Response to Letter
We thank our colleague for his critique. It confirms the need to further explore risk perception of travelers, a topic which has been given consideration by the International Society of Travel Medicine.[1-4] The main goal of our study was to make travel health experts aware of differences in risk perception and to encourage more research. We agree that PRISM, an easily applicable tool, needs to be further validated for risk perception research. A number of methods are available, including risk scales and a variety of questionnaires addressing different aspects of risk perception. As risk perception strongly influences behavior which finally determines the risks, the ideal method to measure people's risk perception, and eventually to validate other methods, should be consistent with their (changed) behavior.

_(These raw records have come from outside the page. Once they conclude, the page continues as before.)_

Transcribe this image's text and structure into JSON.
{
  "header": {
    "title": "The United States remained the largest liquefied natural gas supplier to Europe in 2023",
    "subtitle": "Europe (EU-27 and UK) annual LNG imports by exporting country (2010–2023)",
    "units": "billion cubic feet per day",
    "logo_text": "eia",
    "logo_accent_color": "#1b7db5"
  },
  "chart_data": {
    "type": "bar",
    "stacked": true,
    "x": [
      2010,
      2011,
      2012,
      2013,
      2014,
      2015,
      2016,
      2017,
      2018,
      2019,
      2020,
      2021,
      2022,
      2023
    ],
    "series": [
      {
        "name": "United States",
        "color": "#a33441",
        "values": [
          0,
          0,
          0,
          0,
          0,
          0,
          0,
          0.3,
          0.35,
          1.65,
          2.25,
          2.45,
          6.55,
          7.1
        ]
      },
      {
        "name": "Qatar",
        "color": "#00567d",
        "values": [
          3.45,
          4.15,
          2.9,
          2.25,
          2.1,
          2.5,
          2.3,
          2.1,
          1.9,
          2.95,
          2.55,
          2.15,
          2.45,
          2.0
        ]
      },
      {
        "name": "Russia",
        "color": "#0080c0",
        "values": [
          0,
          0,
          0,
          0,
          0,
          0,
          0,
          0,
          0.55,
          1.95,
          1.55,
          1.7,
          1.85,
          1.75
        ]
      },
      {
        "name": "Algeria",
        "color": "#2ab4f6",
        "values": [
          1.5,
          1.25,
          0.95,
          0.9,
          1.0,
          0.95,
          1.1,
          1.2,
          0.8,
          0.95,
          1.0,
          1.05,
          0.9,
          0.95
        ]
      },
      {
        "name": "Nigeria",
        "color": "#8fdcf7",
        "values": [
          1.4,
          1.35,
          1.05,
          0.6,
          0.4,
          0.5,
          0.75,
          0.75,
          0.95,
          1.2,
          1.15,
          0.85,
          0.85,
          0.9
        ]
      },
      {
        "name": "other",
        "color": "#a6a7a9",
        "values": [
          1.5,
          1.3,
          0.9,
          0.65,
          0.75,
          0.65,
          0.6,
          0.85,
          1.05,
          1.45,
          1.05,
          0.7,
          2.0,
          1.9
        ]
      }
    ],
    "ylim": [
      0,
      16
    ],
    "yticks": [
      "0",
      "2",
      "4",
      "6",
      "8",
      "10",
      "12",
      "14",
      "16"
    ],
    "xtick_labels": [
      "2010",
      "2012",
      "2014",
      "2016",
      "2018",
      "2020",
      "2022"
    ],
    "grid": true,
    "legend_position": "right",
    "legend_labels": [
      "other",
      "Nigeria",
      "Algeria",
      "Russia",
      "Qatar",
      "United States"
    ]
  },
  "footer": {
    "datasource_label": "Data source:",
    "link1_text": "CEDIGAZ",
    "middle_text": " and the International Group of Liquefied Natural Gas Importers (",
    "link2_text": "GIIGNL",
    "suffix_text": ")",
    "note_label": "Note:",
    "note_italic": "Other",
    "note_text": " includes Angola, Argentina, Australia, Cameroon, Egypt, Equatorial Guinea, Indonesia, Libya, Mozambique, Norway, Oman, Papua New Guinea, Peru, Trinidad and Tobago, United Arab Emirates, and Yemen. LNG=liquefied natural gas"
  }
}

As our priority was to discuss our findings in the context of travel medicine research, integrating concepts of risk perception research would have gone beyond the scope of our study. However, psychological mechanisms influencing risk perception, including both cognitive factors such as the perceived likelihood, severity and susceptibility or the availability heuristic, and emotional factors such as the affect heuristic,[6, 7] are doubtlessly most important to understand risk perception and develop risk conversation strategies. For instance, optimism or optimism bias, an underestimation of likelihood mentioned by our colleague, most likely influenced the travelers' risk perception of STIs and other risks.
Upon cursory comparison, some of our results differ from findings of risk perception research, for example factor-analytic representations, a method of the psychometric paradigm used by our colleague to adjust Figure 3. Factor-analytic representations are three-dimensional frameworks for hazard characteristics. Two axes, the “dread” axis and the “unknown” axis, each represent a set of correlating characteristics while a third axis reflects the number of exposed people. Dread was correlated highest with risk perception. Road traffic accidents, for instance, were characterized as well-known and medium-dreaded[7, 9] or underestimated in terms of personal mortality whereas accidents were perceived as relatively high risk in our study. However, the perception of risks is not static and depends, among other factors, on study population demographics, voluntariness of exposure, media coverage,[6, 7, 11] and on the context. Many studies explore risk perception of specific health hazards in general[6, 7, 9] or in familiar surroundings.[10, 12] Leisure travel is usually voluntary, time-limited, and often involves visiting unfamiliar places. In the context of travel, dreaded or familiar risks might not be the ones our colleague claims them to be. Moreover, one could argue that some findings of our study and their interpretation were, in fact, consistent with concepts of risk perception research,[6-8, 11] such as the underestimation of the risk of STIs, the possibility of media influence on the higher risk perception of terrorist attacks in Asia, the change of perceived risk of accidents after travel, possibly due to a change in availability, and the overall consistency of the experts' risk perception with epidemiological data.
Nevertheless, PRISM or other tools need to be validated, and concepts of psychological and sociological risk perception research need to be integrated in further studies on risk perception in travel medicine. We thus welcome the fact that Dr Zimmer has further encouraged the required discussion of this issue.